Terkadang juga sambil menunjuk kepada saya, sang sahabat pun mengevaluasi perkembangan perut sahabat yang lain, "Lihat dulu perutmu itu, bang.... Perut maju, pantat mundur ya!" adalah kalimat yang nyaris saban hari terdengar di sela-sela pekerjaan kami.
Entahlah, banyak orang, terutama kaum perempuan sangat menyukai tema "gemuk" atau "gendut" ini.
*****
Plato (429-437), seorang filsuf terbesar dalam sejarah filsafat Yunani Kuno, terkenal dengan Dualisme-nya. Dualisme Plato menegaskan bahwa manusia terdiri dari dua hakikat yang berlainan, yakni tubuh dan jiwa.
- Tubuh mempunyai sifat yang rapuh, mudah berubah, tidak tetap. Tubuh, masih menurut Plato, adalah gambaran tentang realitas di dunia yang selalu berubah.
- Jiwa adalah sesuatu yang kasat mata, tetap dan abadi. Jiwa sendiri adalah gambaran mengenali ide-ide dan kerinduan untuk mencapai kearifan dan kebijaksanaan.
Bagi Plato, jiwa jauh lebih besar dari tubuh. Jiwa itu seharusnya berada di dunia, tempat yang lebih luas dari tubuh. Akan tetapi ketika jiwa mengalami inkarnasi (masuk ke dalam tubuh), maka jiwa tak lagi tinggal di dunia luas, melainkan terpenjara di dalam tubuh.
Kerapuhan dan inkonsistensi tubuh inilah yang kemudian menjadi penghalang bagi jiwa untuk mencapai kearifan dan kebijaksanaan. Pendeknya, tubuh pada kahirnya akan “membingungkan” manusia dalam usahanya mencari kebenaran.
Kok bisa? Pada dasarnya manusia selalu mengidamkan kebebasan. Itulah kerinduan jiwa kita, yakni terbebas dan pulang kembali memasuki dunia ide-ide (baca: berfilsafat, berpikir). Maka, demi tujuan hal tersebut manusia harus berusaha sebisa mungkin melepaskan diri dari belenggu tubuh yang memenjarakannya.
MEMENJARAKAN artinya MENUNTUT MANUSIA UNTUK SELALU MEMENUHI KEBUTUHAN TUBUH, seperti bersenang-senang, makan-minum banyak, dan tindakan lain yang bersifat “pemujaan” terhadap tubuh.
*****
Penjelasan di atas seakan membenarkan satu fakta, yakni bahwa "orang gemuk relatif lebih lamban bertindak daripada orang yang badannya proporsional atau kurus". Tuh, buktinya telah kusebutkan di atas: orang pusing dengan perut buncit atau badannya yang membengkak alias kegemukan.

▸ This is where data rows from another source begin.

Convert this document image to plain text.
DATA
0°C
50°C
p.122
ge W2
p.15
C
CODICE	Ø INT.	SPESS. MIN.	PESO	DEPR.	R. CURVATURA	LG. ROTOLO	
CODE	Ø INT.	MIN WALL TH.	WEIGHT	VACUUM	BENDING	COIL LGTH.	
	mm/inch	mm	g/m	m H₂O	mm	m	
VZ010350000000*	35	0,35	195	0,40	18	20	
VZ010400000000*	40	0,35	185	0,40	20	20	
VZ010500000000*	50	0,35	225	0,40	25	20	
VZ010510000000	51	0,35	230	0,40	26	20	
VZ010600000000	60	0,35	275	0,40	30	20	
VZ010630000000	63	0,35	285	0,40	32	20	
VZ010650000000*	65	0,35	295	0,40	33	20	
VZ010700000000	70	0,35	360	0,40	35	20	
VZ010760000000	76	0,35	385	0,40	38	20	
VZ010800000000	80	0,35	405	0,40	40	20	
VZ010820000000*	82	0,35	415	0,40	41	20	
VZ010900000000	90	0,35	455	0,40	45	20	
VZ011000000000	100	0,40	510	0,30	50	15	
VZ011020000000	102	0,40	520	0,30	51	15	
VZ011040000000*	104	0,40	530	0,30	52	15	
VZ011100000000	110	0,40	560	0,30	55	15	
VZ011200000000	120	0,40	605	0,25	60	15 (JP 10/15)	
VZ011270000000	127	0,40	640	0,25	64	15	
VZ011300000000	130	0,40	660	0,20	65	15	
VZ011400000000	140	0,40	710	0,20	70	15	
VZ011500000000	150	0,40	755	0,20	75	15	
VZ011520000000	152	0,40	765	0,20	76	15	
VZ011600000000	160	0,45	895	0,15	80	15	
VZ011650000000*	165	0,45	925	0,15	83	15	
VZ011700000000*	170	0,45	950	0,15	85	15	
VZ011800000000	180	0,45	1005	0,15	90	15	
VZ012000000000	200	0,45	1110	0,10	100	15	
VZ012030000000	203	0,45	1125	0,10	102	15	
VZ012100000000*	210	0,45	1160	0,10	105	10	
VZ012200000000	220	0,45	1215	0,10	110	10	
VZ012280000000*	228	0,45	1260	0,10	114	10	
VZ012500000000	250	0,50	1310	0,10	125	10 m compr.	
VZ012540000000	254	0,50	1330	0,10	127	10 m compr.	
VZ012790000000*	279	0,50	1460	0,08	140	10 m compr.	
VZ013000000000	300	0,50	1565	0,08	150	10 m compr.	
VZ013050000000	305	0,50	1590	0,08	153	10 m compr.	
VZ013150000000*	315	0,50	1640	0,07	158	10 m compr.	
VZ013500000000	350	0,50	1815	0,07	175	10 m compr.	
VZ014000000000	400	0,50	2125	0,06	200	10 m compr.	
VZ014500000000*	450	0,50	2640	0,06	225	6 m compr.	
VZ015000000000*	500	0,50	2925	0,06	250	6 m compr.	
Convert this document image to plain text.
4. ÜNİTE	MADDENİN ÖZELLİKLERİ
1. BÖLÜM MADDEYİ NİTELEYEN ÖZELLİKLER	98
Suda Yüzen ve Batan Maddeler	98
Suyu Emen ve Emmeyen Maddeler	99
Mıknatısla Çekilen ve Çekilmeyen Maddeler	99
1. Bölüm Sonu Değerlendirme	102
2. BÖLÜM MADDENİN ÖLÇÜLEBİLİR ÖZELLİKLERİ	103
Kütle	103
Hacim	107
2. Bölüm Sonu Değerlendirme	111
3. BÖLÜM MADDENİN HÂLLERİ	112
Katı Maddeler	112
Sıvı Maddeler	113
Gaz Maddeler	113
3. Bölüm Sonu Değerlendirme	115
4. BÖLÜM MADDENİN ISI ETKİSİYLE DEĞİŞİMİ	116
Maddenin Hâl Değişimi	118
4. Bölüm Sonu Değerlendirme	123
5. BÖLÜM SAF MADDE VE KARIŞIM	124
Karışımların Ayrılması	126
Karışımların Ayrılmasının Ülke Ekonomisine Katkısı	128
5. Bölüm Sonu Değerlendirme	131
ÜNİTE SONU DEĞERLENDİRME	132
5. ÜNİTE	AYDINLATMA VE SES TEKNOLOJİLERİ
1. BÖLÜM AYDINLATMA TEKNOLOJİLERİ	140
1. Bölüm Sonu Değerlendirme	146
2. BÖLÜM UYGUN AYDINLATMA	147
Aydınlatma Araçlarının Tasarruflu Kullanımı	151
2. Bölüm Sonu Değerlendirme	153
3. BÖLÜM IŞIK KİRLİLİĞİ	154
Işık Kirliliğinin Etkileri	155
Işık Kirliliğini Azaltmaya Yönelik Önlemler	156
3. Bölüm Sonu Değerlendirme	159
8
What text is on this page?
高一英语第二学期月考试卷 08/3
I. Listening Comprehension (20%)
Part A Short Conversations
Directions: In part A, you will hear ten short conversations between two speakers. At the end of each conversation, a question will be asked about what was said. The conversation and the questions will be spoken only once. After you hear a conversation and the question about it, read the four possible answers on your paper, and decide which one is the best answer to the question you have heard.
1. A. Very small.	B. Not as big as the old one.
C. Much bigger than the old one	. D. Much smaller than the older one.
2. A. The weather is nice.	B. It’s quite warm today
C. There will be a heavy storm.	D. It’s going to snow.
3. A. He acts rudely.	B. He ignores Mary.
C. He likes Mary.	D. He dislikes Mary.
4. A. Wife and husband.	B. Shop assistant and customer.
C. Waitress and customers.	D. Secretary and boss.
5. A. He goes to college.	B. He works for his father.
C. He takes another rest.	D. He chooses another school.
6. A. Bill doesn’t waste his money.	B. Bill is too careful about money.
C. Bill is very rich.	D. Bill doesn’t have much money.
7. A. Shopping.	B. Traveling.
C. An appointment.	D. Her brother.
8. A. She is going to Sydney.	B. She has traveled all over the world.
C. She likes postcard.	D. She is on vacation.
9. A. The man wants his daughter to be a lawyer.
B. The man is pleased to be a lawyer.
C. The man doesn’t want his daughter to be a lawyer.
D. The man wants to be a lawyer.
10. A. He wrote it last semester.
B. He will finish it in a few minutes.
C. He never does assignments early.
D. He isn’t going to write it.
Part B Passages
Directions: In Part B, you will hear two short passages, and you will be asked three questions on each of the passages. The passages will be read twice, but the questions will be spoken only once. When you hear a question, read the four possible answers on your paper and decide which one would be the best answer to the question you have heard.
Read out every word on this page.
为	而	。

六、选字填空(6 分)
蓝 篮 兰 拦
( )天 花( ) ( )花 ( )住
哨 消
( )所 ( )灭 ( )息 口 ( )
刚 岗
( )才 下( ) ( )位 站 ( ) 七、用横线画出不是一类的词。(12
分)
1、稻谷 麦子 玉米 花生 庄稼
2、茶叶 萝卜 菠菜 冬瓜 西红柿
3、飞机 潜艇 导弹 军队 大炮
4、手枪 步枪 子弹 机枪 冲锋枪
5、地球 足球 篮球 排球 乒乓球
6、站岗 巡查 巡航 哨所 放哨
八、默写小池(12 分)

Dari penjelasan filsafat tubuh di atas kiranya jelas mengapa orang gendut/gembuk selalu resah. Itu pasti karena ruang geraknya menjadi lamban. Tampaknya mereka yang kegemukan merasa perlu 'melangsingkan" penjara jiawanya itu.
Artinya, hasrat untuk memiliki tubuh yang proporsional inilah yang mendorong banyak perempuan atau lelaki yang merasa kegemukan untuk meninggalkan tubuhnya, yakni tubuh yang selalu mengarahkannya untuk mencari kesenangan, seperti makan dan minum.
Namun sayang sekali, terutama bagi mereka yang sudah dari sononya terlahir gemuk begitu terobsesi untuk kurus. Kelompok orang yang kusebutkan terakhir, mengutip Plato -- adalah kelompok pemuja tubuh.
Semoga sahabat dumay tak terjangkit virus "pemuja tubuh" yang memandang penampilan jauh lebih hebat dari isi yang terkandung dalam jiwa Anda.
Semoga sahabat dumay tak terjangkit virus "pemuja tubuh" yang memandang penampilan jauh lebih hebat dari isi yang terkandung dalam jiwa Anda.